Asunción: Vor 23 Jahren haben die Präsidenten von Argentinien, Brasilien, Paraguay und Uruguay den Vertrag von Asunción unterzeichnet, der das Fundament des Mercosur bildete. Alle vier Staatsoberhäupter waren sich darüber einig, dass die jeweils nationalen Märkte dank fundamentaler Integration Wirtschaftswachstum und soziale Gerechtigkeit mit sich bringen.
Dieses Ziel sollte mit der effizienten Nutzung der gemeinsamen Ressourcen, unter dem Schutz der Umwelt, einer besseren Infrastruktur und einer gemeinsamen Koordination der Politik erreicht werden.
Es wurde Wert darauf gelegt, dass ab dem Zeitpunkt in wissenschaftliche Forschung, einer Vergrößerung der Produktpaletten und besseren Qualität der hergestellten Waren investiert wird. Das Wohlergehen der Bevölkerung, damals 220 Millionen Einwohner, sollte mit der Abschaffung der Zölle und anderen Hürden schnell verbessert werden.
Der Vertrag von Asunción sah es auf einen gemeinsamen Markt ab, freies Zirkulieren von Waren produziert in den Mitgliedsländern und einige Vorteile beim Export dieser in andere Staaten. Wenn Paraguay beispielsweise aus Drittstaaten importiert, müssen Zölle entrichtet werden jedoch nicht für Produkte aus Argentinien, Brasilien oder Uruguay.

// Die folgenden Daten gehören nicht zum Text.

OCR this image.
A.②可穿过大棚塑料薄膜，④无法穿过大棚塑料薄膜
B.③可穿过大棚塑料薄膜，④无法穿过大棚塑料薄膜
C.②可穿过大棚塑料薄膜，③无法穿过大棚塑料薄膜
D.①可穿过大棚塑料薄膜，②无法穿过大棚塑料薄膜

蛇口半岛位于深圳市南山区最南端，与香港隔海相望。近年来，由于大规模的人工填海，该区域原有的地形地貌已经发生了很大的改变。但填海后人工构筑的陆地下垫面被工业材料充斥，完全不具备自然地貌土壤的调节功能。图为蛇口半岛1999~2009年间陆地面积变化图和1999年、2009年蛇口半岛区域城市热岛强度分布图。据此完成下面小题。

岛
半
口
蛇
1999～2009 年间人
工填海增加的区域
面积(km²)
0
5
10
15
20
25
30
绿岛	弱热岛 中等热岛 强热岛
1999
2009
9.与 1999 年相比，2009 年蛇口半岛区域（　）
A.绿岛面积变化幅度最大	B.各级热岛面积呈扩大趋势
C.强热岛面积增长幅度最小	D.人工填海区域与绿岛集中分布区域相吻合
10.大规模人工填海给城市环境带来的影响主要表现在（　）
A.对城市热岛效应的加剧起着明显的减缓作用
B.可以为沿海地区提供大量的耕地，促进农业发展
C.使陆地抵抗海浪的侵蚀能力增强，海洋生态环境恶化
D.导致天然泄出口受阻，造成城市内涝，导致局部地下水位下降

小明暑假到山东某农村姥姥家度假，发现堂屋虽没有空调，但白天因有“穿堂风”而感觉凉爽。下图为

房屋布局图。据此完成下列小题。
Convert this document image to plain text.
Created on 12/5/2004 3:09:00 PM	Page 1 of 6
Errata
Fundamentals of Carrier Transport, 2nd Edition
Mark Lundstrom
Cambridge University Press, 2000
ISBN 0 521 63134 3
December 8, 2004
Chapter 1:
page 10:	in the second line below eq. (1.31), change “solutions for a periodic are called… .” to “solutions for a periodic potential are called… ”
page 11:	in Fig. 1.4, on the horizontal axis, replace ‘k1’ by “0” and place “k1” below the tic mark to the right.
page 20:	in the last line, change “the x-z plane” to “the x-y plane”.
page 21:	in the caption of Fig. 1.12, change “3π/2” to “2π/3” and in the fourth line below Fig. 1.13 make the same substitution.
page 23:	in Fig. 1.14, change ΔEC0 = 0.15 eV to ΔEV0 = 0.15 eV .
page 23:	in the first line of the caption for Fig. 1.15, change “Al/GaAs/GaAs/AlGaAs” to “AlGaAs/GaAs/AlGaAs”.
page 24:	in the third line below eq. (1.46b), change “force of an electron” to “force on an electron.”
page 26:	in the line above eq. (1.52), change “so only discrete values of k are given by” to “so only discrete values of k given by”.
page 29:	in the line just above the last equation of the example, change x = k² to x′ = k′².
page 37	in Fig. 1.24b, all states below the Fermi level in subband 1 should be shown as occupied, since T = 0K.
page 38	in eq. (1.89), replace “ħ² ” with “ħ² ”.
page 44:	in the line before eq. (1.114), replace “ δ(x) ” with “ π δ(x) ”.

Die Realität zeigt jedoch, dass nicht nur die einst gesetzten Ziele nicht erreicht wurden sondern dass es eigentlich auch keine Zone des freien Handels gibt und somit auch keinen freien Warenaustausch. Die zwei großen Länder, Argentinien und Brasilien sind die einzigen Gewinner des Vertrages. Argentinien beispielsweise verbietet die Einfuhr paraguayischer Waren und exportiert weiterhin in die anderen Mercosurstaaten.
Obwohl die Wirtschaft im Vordergrund stehen sollte dominierten stetig politische Entscheidungen den Werdegang des Marktes. Mit der Aufnahme Venezuelas stellt sich eine zusätzliche Frage: Wie kann ein solches Land dem Mercosur angehören, wenn deren Regierung es den Einwohnern verbietet pro Woche mehr als zwei Rollen Toilettenpapier zu kaufen oder die Vermittlerrolle beim Import einnimmt?
Obwohl der Mercosur eine Wachstumschance in den ersten 22 Jahren hatte, waren geografische und politische Hindernisse zu groß und eine Pazifik Allianz entstand. Deren Gründerstaaten Chile, Kolumbien, Mexiko und Peru schlossen sich aus rein wirtschaftlichen Gedanken zusammen und scheinen in den ersten drei Jahren weitaus mehr erreicht zu haben als der Mercosur in 23.
Die geografische Nähe und die Globalisierung sorgten auch dafür, dass beispielsweise Paraguay in beiden Verbänden aktiv agieren möchte. Diese Form der bilateralen Existenz ist jedoch noch nicht erlaubt und bildet derzeit genügend Gesprächsstoff. Diesen hatten die Außenminister bei dem gestern zu Ende gegangenen Treffen in Santiago de Chile, wo versucht wurde sich näher zu kommen, ohne dabei sich zu sehr zu ähneln.
Die chilenische Präsidentin, Michelle Bachelet, sagte, „die Konvergenz aus zwei verschiedenen Mechanismen der Integration zu finden jedoch mit gleichen Absichten soll zu einer Realität werden“.
Kombiniert repräsentieren beide Verbände mehr als 80% des Außenhandels und mehr als 90% des Bruttoinlandsprodukts der Region.